Abad ke-18, muncullah suatu rangsangan politik, ekonomi, dan teknik, untuk berbicara tentang seks. Rangsangan itu tidak berbentuk teori umum tentang seksualitas, akan tetapi berbentuk analisis, penghitungan, klasifikasi, dan spesifikasi, berbentuk penelitian kuantitatif atau kausal. Seks kemudian harus dibicarakan, harus dibahas secara terbuka.

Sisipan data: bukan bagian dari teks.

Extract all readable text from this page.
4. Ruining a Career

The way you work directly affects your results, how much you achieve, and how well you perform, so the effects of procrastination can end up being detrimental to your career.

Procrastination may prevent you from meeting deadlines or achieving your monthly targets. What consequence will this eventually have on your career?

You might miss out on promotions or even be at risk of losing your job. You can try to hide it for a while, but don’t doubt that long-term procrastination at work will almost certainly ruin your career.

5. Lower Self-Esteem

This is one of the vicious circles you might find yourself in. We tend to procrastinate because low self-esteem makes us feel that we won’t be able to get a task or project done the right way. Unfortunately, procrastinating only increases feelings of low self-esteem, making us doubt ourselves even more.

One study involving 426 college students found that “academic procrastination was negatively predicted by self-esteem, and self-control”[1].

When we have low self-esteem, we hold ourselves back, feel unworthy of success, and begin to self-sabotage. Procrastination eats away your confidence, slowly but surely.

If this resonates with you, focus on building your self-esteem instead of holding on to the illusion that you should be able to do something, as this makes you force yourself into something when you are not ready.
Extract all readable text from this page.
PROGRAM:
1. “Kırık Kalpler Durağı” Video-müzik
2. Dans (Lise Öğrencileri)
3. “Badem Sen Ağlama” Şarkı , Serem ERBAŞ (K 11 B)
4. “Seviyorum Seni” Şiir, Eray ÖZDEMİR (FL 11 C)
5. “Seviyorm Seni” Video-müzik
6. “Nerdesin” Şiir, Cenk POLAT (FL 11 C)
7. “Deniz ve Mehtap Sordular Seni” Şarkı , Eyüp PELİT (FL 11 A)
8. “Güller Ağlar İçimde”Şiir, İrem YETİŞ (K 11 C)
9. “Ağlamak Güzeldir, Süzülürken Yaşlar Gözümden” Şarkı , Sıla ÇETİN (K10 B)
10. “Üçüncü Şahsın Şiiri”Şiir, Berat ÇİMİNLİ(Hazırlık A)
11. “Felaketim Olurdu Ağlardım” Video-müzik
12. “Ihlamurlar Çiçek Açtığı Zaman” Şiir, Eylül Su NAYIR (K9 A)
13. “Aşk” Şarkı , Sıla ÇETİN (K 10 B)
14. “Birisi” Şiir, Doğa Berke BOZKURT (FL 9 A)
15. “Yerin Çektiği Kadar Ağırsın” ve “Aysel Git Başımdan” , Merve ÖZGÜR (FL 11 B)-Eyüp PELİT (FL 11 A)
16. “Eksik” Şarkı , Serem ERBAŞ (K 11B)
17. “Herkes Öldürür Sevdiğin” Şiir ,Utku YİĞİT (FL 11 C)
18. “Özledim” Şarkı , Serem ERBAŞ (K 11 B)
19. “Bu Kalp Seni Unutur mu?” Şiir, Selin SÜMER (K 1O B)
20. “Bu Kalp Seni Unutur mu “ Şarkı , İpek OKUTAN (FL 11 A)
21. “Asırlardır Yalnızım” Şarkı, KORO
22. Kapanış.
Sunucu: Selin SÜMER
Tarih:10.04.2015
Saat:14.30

Seks pada abad ke-18 menjadi sebuah urusan "polisi." "Polisi" seks artinya bukan sekadar pengetahuan tabu melainkan kebutuhan untuk mengatur seks melalui berbagai wacana yang berguna dan terbuka. 

Contohnya hal baru strategi kekuasaan pada abad ke-18 adalah munculnya "penduduk" sebagai masalah ekonomi dan politik. Pusatnya ada seks, yakni harus ada analisis tingkat kelahiran, usia kawin, kelahiran sah dan tidak sah, kematangan dini, dan frekuensi hubungan seksual.

Muncul suatu masyarakat yang secara konstan menegaskan bahwa masa depan dan kekayaannya juga tergantung pada cara setiap anggota masyarakat mendayagunakan seksnya.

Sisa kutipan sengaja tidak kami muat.